The most famous philosophical retributivist was the German philosopher Immanuel Kant, who endorsed the principle of lex talionis, or ‘an eye for an eye’. According to lex talionis, whatever crime you commit, your punishment should take the same form. Few philosophers today embrace strict lex talionis, because its prescriptions are either unclear (what would be an appropriate punishment for a childless kidnapper) or unpalatable (torture as the punishment for a torturer, or rape for a rapist). Instead, some philosophers contend that punishment should inflict a similar amount of suffering on the offender as he inflicted on his victim. This view faces its own problems: It’s not clear what punishment is deserved for crimes that inflict no obvious suffering on anyone, like tax evasion. And for people who commit heinous crimes such as mass murder or torture, it’s not obvious that capital punishment inflicts a similar amount of suffering.
There are other types of retributivism on offer, but retributivists themselves disagree about whether capital punishment can ever be morally deserved. Thus it may be useful to look elsewhere for guidance.
Hampton contends that punishment should actually promote offender repentance and reform. But we don’t need to go that far to acknowledge that respect for offenders as moral persons requires at least that punishment not get in the way of their reform. Capital punishment does exactly this. It doesn’t just undermine the prospect of reform, it extinguishes it altogether.
It may seem naïve to talk about repentance and reform for people who have committed heinous crimes of the sort that Kotey and Elsheikh are accused of committing. Surely many criminals are unlikely to turn over a new leaf. But this misses the point. However incorrigible some people may seem, everyone has the capacity to reconsider their past decisions, to regret what they did, and to commit to making amends. If we take seriously the moral ideal that all people ought to be treated as capable of repentance and reform, then no state has the right to treat people in ways that destroy this capacity.
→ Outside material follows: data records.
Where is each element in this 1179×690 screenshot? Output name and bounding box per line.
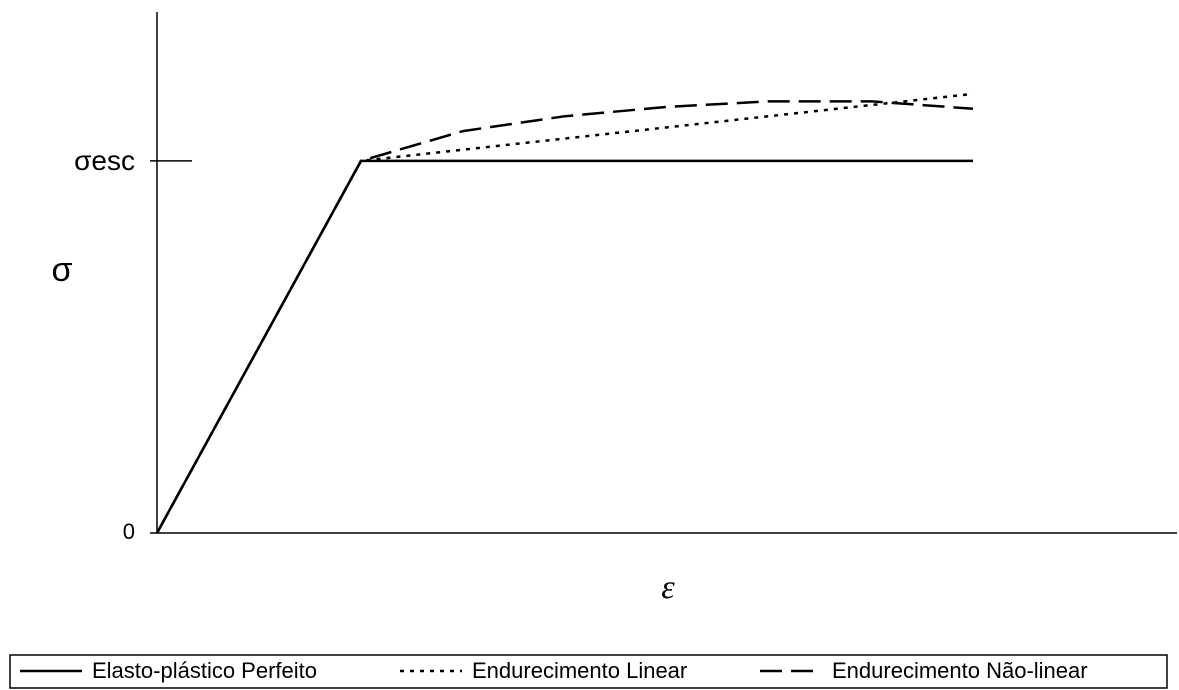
legend-box [9,654,1168,689]
x-axis-label: ε [661,569,675,606]
series-line [155,92,974,534]
legend-label: Endurecimento Linear [472,658,687,683]
y-tick-label: 0 [123,519,135,544]
series-line [155,159,973,534]
legend-label: Endurecimento Não-linear [832,658,1088,683]
series-line [155,100,974,534]
legend-label: Elasto-plástico Perfeito [92,658,317,683]
y-tick-label: σesc [74,145,135,176]
y-axis-label: σ [52,251,73,289]
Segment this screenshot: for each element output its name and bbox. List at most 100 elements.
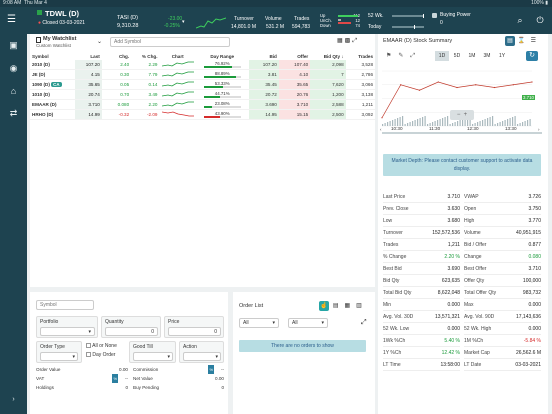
col-symbol[interactable]: Symbol xyxy=(32,53,49,59)
symbol-text: EMAAR (D) xyxy=(32,102,57,107)
draw-tool-icon[interactable]: ✎ xyxy=(398,53,404,59)
status-date: Thu Mar 4 xyxy=(24,0,47,6)
expand-icon[interactable]: ⤢ xyxy=(352,38,360,44)
portfolio-select[interactable]: ▾ xyxy=(40,327,95,336)
portfolio-box[interactable]: Portfolio ▾ xyxy=(36,316,98,338)
volume-bar xyxy=(394,119,396,126)
no-orders-message: There are no orders to show xyxy=(239,340,366,352)
volume-bar xyxy=(462,119,464,126)
vat-info-icon[interactable]: % xyxy=(112,374,118,383)
watchlist-row[interactable]: EMAAR (D) 3.710 0.080 2.20 23.08% 3.690 … xyxy=(30,99,375,110)
action-select[interactable]: ▾ xyxy=(183,352,221,361)
add-watchlist-icon[interactable]: ▦ xyxy=(337,38,345,44)
list-view-icon[interactable]: ☰ xyxy=(530,38,537,44)
tap-view-icon[interactable]: ☝ xyxy=(319,301,329,311)
index-name[interactable]: TASI (D) xyxy=(117,15,138,21)
menu-icon[interactable]: ☰ xyxy=(7,14,16,25)
col-pct-chg[interactable]: % Chg. xyxy=(141,53,158,59)
order-list-expand-icon[interactable]: ⤢ xyxy=(361,319,367,326)
day-order-checkbox[interactable] xyxy=(86,352,91,358)
watchlist-row[interactable]: 1090 (D) CA 35.65 0.05 0.14 53.33% 35.45… xyxy=(30,79,375,90)
summary-value: 1,211 xyxy=(447,242,460,248)
summary-row: Total Bid Qty 8,622,048 xyxy=(383,287,460,299)
chart-scrollbar[interactable] xyxy=(382,132,542,134)
power-icon[interactable]: ⏻ xyxy=(536,15,544,25)
grid-view-icon[interactable]: ▦ xyxy=(344,303,351,309)
price-input[interactable]: 0 xyxy=(168,327,221,336)
col-bid-qty[interactable]: Bid Qty ↓ xyxy=(310,52,345,60)
col-bid-qty-label: Bid Qty xyxy=(323,53,341,59)
good-till-select[interactable]: ▾ xyxy=(133,352,173,361)
row-bid-qty: 7 xyxy=(310,69,346,80)
transfer-nav-icon[interactable]: ⇄ xyxy=(9,108,18,118)
expand-nav-icon[interactable]: › xyxy=(12,396,15,403)
range-tab-5d[interactable]: 5D xyxy=(453,53,461,59)
search-icon[interactable]: ⌕ xyxy=(517,15,523,25)
watchlist-row[interactable]: HRHO (D) 14.99 -0.32 -2.09 43.90% 14.95 … xyxy=(30,109,375,120)
range-tab-1d[interactable]: 1D xyxy=(435,51,449,61)
summary-row: 52 Wk. Low 0.000 xyxy=(383,323,460,335)
col-trades[interactable]: Trades xyxy=(358,53,373,59)
summary-view-icon[interactable]: ▤ xyxy=(505,36,515,46)
order-filter-status[interactable]: All ▾ xyxy=(239,318,279,328)
chart-expand-icon[interactable]: ⤢ xyxy=(410,53,416,59)
range-tab-1y[interactable]: 1Y xyxy=(498,53,506,59)
day-range-pct: 76.92% xyxy=(214,61,230,66)
volume-bar xyxy=(484,119,486,126)
refresh-icon[interactable]: ↻ xyxy=(526,51,538,61)
range-tab-1m[interactable]: 1M xyxy=(468,53,476,59)
col-chart[interactable]: Chart xyxy=(171,53,184,59)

A commitment to respect for persons as free moral agents thus provides a basis for opposing capital punishment even for those accused of heinous crimes. This conforms to the UK’s own longstanding stated policy of endorsing global abolition of the death penalty. But if the government means what it says, then this must apply even to those accused of especially terrible crimes. To make an exception in Kotey’s and Elsheikh’s cases — to strip them of citizenship to facilitate their trial and punishment in the United States — casts doubt on the UK’s commitment to treat offenders, all offenders, in ways consistent with respect for them as moral persons. In a July 1910 speech to the House of Commons, then Home Secretary Winston Churchill said that the ‘mood and temper of the public in regard to the treatment of crime and criminals is one of the most unfailing tests of the civilisation of any country.’ More than a century later, we would all do well to heed Churchill’s words, and to demand that the current Home Secretary do the same.